La troupe de Jesus Christ Superstar

Les Miz, 30 ans plus tard

Mais la pandémie pourra difficilement arrêter dans son élan Robert Marien, qui célèbre cette année les 30 ans de la création de la version française des Misérables, au Théâtre Mogador, à Paris, où il jouait Jean Valjean. Cette production lui a ouvert grandes les portes pour lancer sa carrière internationale. « C’est ma carte de visite », résume le comédien qui n’a pas d’attaché de presse et qui fait sa promotion sur Facebook.

Avant de connaître le succès à la télévision à la fin des années 1980 (le défenseur du National dans Lance et compte, ça vous rappelle quelque chose ?), il a étudié à l’Option théâtre du collège Lionel-Groulx. Il est un ardent défenseur du théâtre musical. Et rêve depuis sa tendre jeunesse de créer un mini-Broadway au Québec. En vain…

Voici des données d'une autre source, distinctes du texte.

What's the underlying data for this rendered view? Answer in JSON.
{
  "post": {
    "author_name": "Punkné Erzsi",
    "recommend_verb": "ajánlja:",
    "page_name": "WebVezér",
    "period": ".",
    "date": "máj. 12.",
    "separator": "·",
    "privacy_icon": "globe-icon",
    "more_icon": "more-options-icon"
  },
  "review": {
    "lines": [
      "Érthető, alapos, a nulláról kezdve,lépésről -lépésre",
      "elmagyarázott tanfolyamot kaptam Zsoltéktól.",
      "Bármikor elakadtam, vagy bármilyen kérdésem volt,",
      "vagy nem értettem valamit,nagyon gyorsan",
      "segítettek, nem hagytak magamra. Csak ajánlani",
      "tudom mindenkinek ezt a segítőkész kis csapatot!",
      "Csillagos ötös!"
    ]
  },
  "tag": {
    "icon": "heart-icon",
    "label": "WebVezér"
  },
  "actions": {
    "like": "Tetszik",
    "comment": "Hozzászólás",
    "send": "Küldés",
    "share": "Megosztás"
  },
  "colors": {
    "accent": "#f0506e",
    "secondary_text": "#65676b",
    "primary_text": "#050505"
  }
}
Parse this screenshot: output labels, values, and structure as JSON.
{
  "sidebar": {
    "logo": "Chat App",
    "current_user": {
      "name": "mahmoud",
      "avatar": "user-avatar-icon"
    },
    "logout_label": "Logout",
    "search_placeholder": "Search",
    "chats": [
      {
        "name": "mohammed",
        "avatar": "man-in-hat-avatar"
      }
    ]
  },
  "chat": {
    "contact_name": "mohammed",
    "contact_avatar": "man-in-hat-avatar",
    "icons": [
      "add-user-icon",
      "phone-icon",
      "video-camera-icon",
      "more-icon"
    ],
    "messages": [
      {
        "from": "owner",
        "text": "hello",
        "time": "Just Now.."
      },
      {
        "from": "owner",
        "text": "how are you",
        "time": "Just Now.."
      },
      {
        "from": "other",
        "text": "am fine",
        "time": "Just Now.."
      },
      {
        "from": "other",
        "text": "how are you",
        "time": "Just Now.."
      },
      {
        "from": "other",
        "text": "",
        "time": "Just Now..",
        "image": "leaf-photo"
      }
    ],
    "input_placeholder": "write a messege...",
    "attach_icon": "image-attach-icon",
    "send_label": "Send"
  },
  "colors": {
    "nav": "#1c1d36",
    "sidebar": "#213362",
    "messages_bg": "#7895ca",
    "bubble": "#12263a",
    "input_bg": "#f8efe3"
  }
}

PHOTO ATSUTOSHI SHIMOSAKA, FOURNIE PAR LA PRODUCTION

Robert Marien dans Jesus Christ Superstar

Si vous me demandez si je peux gagner ma vie au Québec juste avec la comédie musicale, la réponse est non. C’est pour ça que je m’exile six mois par année pour travailler.

Robert Marien

« À Tokyo, l’Orb Theatre est un théâtre privé important qui se consacre, depuis une décennie, presque exclusivement aux comédies musicales comme diffuseur et producteur, poursuit-il. Après Jesus Christ Superstar, il présentera Annie, Oliver et Singing in the Rain. Et le New Year’s Musical Concert. C’est la neuvième fois que je joue pour cette compagnie, la première a été avec Notre-Dame de Paris, en 2013. »

Alors que le confinement a mis sur pause ses projets, comme ceux de tous les artistes de la scène, les tournées de spectacles reportées recommencent peu à peu à l’étranger. « Par exemple, Don Juan à Moscou, Notre-Dame à Taiwan, en Corée, peut-être en Chine. Il est probable qu’on se retrouve avec deux troupes de Notre-Dame de Paris en Asie », se réjouit-il.

Retour au pays

Malgré ses multiples tournées en Asie et en Europe, Robert Marien est toujours ému, fébrile, quand il voit flotter des petits drapeaux du Québec dans le public lors du salut sur scène. Comme lors de sa première à Tokyo, jeudi dernier. Lorsqu’il retournera au Québec début août, il n’aura plus de quarantaine à faire. Pour son plus grand bonheur !

Robert Marien pourra alors retrouver sa famille, puis chanter au concert Les grandes chansons françaises, le 15 août, à l’amphithéâtre Fernand-Lindsay de Lanaudière. Pour ce spectacle musical, il partagera la scène avec Marc Hervieux, Christian Marc Gendron et l’orchestre La Sinfonia de Lanaudière, dirigé par le chef Stéphane Laforest. Pour reprendre les classiques d’Aznavour, Bécaud, Brel, Fugain, Trenet, Delpech, entre autres.